A reclining Buddha is a rarely found statuary pattern and represents the Buddha during his last illness, about to enter parinirvana – nirvana after death. In this iconic pose he is always depicted lying on his right side, head resting on a cushion or right elbow and his hand supporting his head.
One usually finds these icons in temples but I happened upon this massive sculpture while hiking Mount Phousi in Luang Prabang, Laos. The statue is so long from head to foot that I had to split it into 2 images and, as you can see below, I’m not very good at lining things up!
Prior to this hike I’d injured my knee and considered staying at the hotel but Laos is a land of enchantment and reluctant to miss anything in this stunningly beautiful country, I decided to take it slow and travel light. Leaving my Canon 5D Mark ll behind, I took only my cell phone.
Though not exceptionally lengthy, the steep path is interspersed with 328 steps with every turn along the winding route offering a more stunning scene than what preceded it.
Along the way were several temples where I stopped to offer a prayer, rest and inhale the delicate sent of incense permeating the evening air. Each place of worship along the route offered a much needed rest for my knee and was so enticing that it spurred me on to see what was around the next bend.

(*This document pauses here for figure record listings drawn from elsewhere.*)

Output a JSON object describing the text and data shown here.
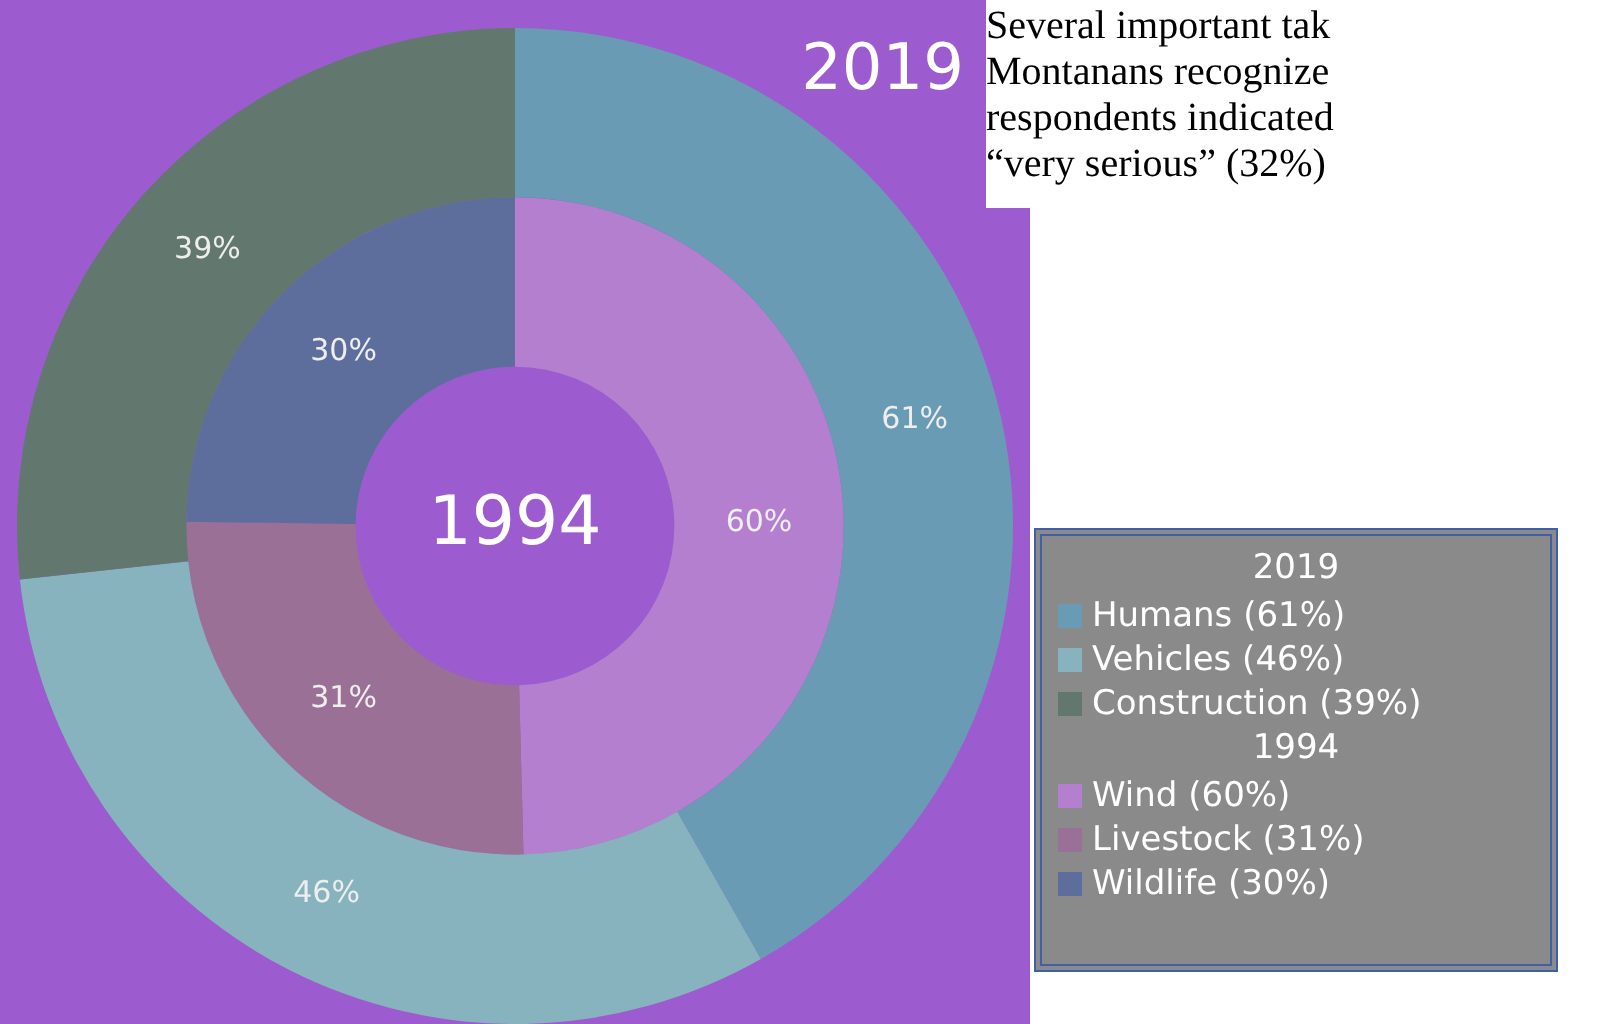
{
  "chart_data": {
    "type": "donut",
    "legend": "right",
    "categories": [
      "Humans (61%)",
      "Vehicles (46%)",
      "Construction (39%)",
      "Wind (60%)",
      "Livestock (31%)",
      "Wildlife (30%)"
    ],
    "colors": [
      "#6a9bb5",
      "#86b3bd",
      "#62776e",
      "#b57fd0",
      "#9a7096",
      "#5e6e9c"
    ],
    "series": [
      {
        "name": "2019",
        "values": [
          61,
          46,
          39,
          null,
          null,
          null
        ],
        "value_labels": [
          "61%",
          "46%",
          "39%",
          null,
          null,
          null
        ]
      },
      {
        "name": "1994",
        "values": [
          null,
          null,
          null,
          60,
          31,
          30
        ],
        "value_labels": [
          null,
          null,
          null,
          "60%",
          "31%",
          "30%"
        ]
      }
    ],
    "annotations": [
      "Several important tak",
      "Montanans recognize",
      "respondents indicated",
      "“very serious” (32%)"
    ]
  }
}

Continuing up hill, I turned at a U-bend in the path and spied a beautiful local woman crouched in front of a low table covered with tiny woven wicker baskets. As I drew nearer, I discovered each basket contained a small, finch sized bird.
In Laos, the bird is an omen of good fortune & freedom and plays a prominent ceremonial role. During the Lao New Year Pii May (pronounced Pii-My) or Kut Songkaan it’s traditional to capture and release birds (and other small animals) to symbolize freedom from the past (if released to the West) and good luck for the future (if released to the East).
For a few Laotian kips ($1.00 = 8,115 kips) two of my traveling companions purchase a basket bird & participate in this venerable custom. Although some tourists complain about the practice, I feel imposing judgement on traditional practices of another culture is small-minded. I travel to experience that which I’m unfamiliar with, to participate in the diversity of other cultures, not to make the world to my liking. As Margaret Mead once wrote: “Anthropology demands the open-mindedness with which one must look and listen, record in astonishment and wonder that which one would not have been able to guess”
In due time I reach the highest temple and, in the fading dusk, light one last stick of incense, offer one final prayer and upon shifting my view find myself breathless as I witness the perfect beauty of earth turning toward sleep. And, just for a moment, I forget my pain and bask in this graceful, exquisite moment.
Wishing you delightful moments as you travel the globe like an anthropologist!